# Best dog movies



## redbirddog (Apr 23, 2010)

On a thread about A Vizsla's loyalty, dog movies came up. I have seen many. There was Lassie on TV when I was a boy. Home again, Where the Red Fern Grows, Hatci, Bolt, Marley and Me. 

A Dog's Purpose, is coming out next year. 

What are some of your favorite dog movies?

RBD


----------



## mswhipple (Mar 7, 2011)

When I was just a slip of a girl, my parents took my sister and me to see a movie called "Old Yeller". It was a good movie for the time, but extremely sad. The dog contracts rabies and ends up being shot. Apparently they were not so humane back in the old days. Anyhow, when my family got home that evening, I ran to the bathroom and threw up. Sorry to be so graphic. Funny thing, though... I still think of "Old Yeller" as being a pretty good movie.


----------



## JillandDan (Sep 8, 2010)

Dan and I watched Marley and Me for the first time not that long ago and I have never cried so much. I think because he was crazy like Holley in the beginning part of the movie. We could relate to all the craziness and laughed hysterically. Then it all went down him from there. 
I have never seen the entire movie but Dan used to like "My Dog Skip." Again another sad ending movie.


----------



## JillandDan (Sep 8, 2010)

I also saw a movie when I was younger that I really liked. It was based on a real dog. It was called "Chips the War Dog." It was about a GSD mix. Loved the story.


----------



## BamBam (Feb 14, 2010)

I watched Marley and Me in the cinema and actually sobbed out loud it was so emotional.
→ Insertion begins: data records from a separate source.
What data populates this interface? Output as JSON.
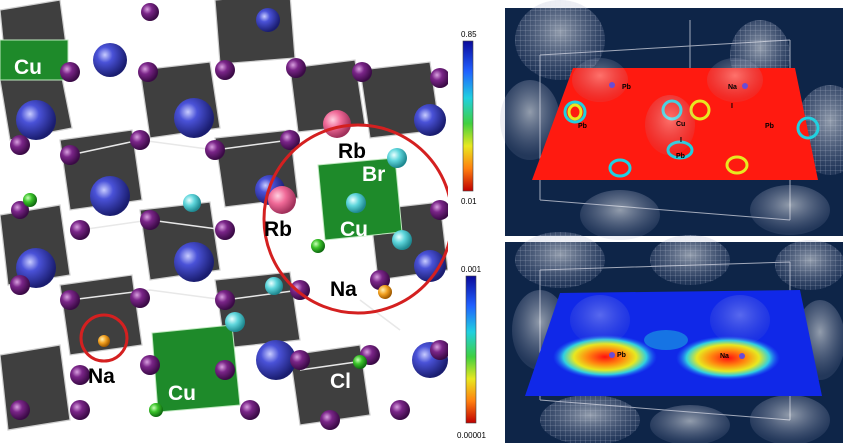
{
  "crystal_structure": {
    "labels": {
      "cu_top": "Cu",
      "rb_upper": "Rb",
      "br": "Br",
      "rb_left": "Rb",
      "cu_center": "Cu",
      "na_right": "Na",
      "na_left": "Na",
      "cu_bottom": "Cu",
      "cl": "Cl"
    },
    "colors": {
      "octahedron": "#3f3f3f",
      "cu_block": "#1e8a2a",
      "highlight_circle": "#d42020",
      "anion": "#6d1f7a",
      "big_cation": "#3f45c8",
      "rb": "#f06a98",
      "br": "#5fd6dc",
      "cl": "#3bc32a",
      "na": "#f2a020"
    }
  },
  "colorbars": [
    {
      "max_label": "0.85",
      "min_label": "0.01"
    },
    {
      "max_label": "0.001",
      "min_label": "0.00001"
    }
  ],
  "density_panels": {
    "top": {
      "labels": {
        "pb1": "Pb",
        "na": "Na",
        "pb_left": "Pb",
        "cu": "Cu",
        "pb_right": "Pb",
        "pb_low": "Pb",
        "i1": "I",
        "i2": "I"
      }
    },
    "bottom": {
      "labels": {
        "pb": "Pb",
        "na": "Na"
      }
    }
  }
}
Now I have it on DVD but cannot actually watch it I get so upset! It is a fab movie and book saying that, just really pulls at your heart strings if you are a dog lover. 
I watched 101 dalmations in the cinema when I was alot younger


----------



## redrover (Mar 17, 2011)

101 Dalmations and Lady and the Tramp were some of my favorite movies as a kid. I watched and rewound those tapes so often they were totally worn out by the time I was a teenager. I have the DVDs now! Homeward Bound was probably the first movie to make me cry--I think I was so embarrassed I hid under a blanket. I've only ever been able to watch Old Yeller once--too traumatic (same for movies like Bambi)! For that very reason I've been avoiding Marley and Me like the plague! Benji, of course! We had a miniature schnauzer growing up that I named Benji.


----------